2 minutes • 409 words
We should only engage with objects which our minds can use to achieve sure knowledge.
All knowledge is certain and evident cognition.
Thus, through this proposition, we:
- reject all merely probable cognitions
- establish that only those fully known and about which there can be no doubt should be believed.
Educated people do not want to admit ignorance.
This is why they have gotten used to embellishing their fabricated arguments, gradually persuading themselves and peddling them as true.
Whenever 2 opinions on the same matter oppose each other, at least one of them is deceived.
Therefore, we cannot acquire perfect knowledge from probable opinions because we cannot hope for more from ourselves than what others have accomplished.
So only Arithmetic and Geometry remain which matches this rule [of using something that applies to all yet itself cannot be doubted].*
Superphysics Note
We ourselves rejoice that we were once educated in schools.
But we are now released, at a sufficiently mature age, from that oath that bound us to the Master.
Rule 2 is that we should not misuse leisure, as many do, neglecting whatever is easy and only occupying ourselves with difficult matters where we devise the most subtle conjectures which only increase the multitude of doubts without learning any science..
Arithmetic and Geometry alone exist free from any falsehood or uncertainty.
We arrive at knowledge of things by two paths:
- Experience
- Deduction
The experiences of things are often deceptive, while deduction or pure inference can be omitted if it is not necessary.
But deduction is never done wrongly by an intellect, even a minimal rational one.
The Dialecticians use chains to control human reason.
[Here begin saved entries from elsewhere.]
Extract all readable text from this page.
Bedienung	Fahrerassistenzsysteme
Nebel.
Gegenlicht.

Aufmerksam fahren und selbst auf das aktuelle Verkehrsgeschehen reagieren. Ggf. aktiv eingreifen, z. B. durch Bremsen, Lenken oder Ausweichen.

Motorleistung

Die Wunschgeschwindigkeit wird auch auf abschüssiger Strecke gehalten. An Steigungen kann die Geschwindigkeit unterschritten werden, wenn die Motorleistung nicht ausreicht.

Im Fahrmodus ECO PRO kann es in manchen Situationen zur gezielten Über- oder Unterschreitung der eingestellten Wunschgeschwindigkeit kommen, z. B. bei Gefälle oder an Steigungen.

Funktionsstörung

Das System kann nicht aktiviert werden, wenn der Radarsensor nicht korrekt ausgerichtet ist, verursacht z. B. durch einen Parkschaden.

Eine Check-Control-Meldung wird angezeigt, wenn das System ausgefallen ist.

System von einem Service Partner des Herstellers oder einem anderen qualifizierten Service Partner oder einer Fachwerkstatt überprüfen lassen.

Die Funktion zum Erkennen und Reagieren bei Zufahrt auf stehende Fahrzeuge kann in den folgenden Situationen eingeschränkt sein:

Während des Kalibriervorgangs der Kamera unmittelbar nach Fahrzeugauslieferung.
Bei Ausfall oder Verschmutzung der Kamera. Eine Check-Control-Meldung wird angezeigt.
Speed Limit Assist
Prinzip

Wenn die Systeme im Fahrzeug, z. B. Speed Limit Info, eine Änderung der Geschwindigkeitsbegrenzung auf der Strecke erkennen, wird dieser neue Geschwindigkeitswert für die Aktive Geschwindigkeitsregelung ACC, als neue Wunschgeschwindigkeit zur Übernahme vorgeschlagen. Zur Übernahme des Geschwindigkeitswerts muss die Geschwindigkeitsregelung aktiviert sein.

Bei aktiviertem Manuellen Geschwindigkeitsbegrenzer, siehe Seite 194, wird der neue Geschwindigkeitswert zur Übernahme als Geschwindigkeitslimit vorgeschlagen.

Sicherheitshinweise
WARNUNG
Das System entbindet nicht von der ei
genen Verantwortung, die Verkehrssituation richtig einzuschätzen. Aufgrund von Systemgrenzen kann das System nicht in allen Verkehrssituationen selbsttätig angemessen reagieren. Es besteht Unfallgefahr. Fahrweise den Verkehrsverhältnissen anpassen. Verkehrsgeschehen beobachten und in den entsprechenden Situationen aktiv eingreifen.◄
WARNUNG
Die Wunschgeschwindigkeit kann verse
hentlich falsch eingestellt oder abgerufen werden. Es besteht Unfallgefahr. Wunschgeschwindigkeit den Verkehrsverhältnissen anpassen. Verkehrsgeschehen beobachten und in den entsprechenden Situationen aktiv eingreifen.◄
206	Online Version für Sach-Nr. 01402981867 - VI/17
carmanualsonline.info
They are useless for this end, even if they are useful elsewhere.
Every human deception never arises from a bad inference. It can only arise from the fact that certain experiments are assumed little understood or judgments are rashly and without foundation established.
This is why Arithmetic and Geometry are much more certain than other disciplines.
These alone revolve around an object so pure and simple that they assume nothing that experience has made uncertain.
This does not mean that only Arithmetic and Geometry should be learned.
It means that in our search for the truth, we should have the same certainty as from Arithmetic and Geometric demonstrations.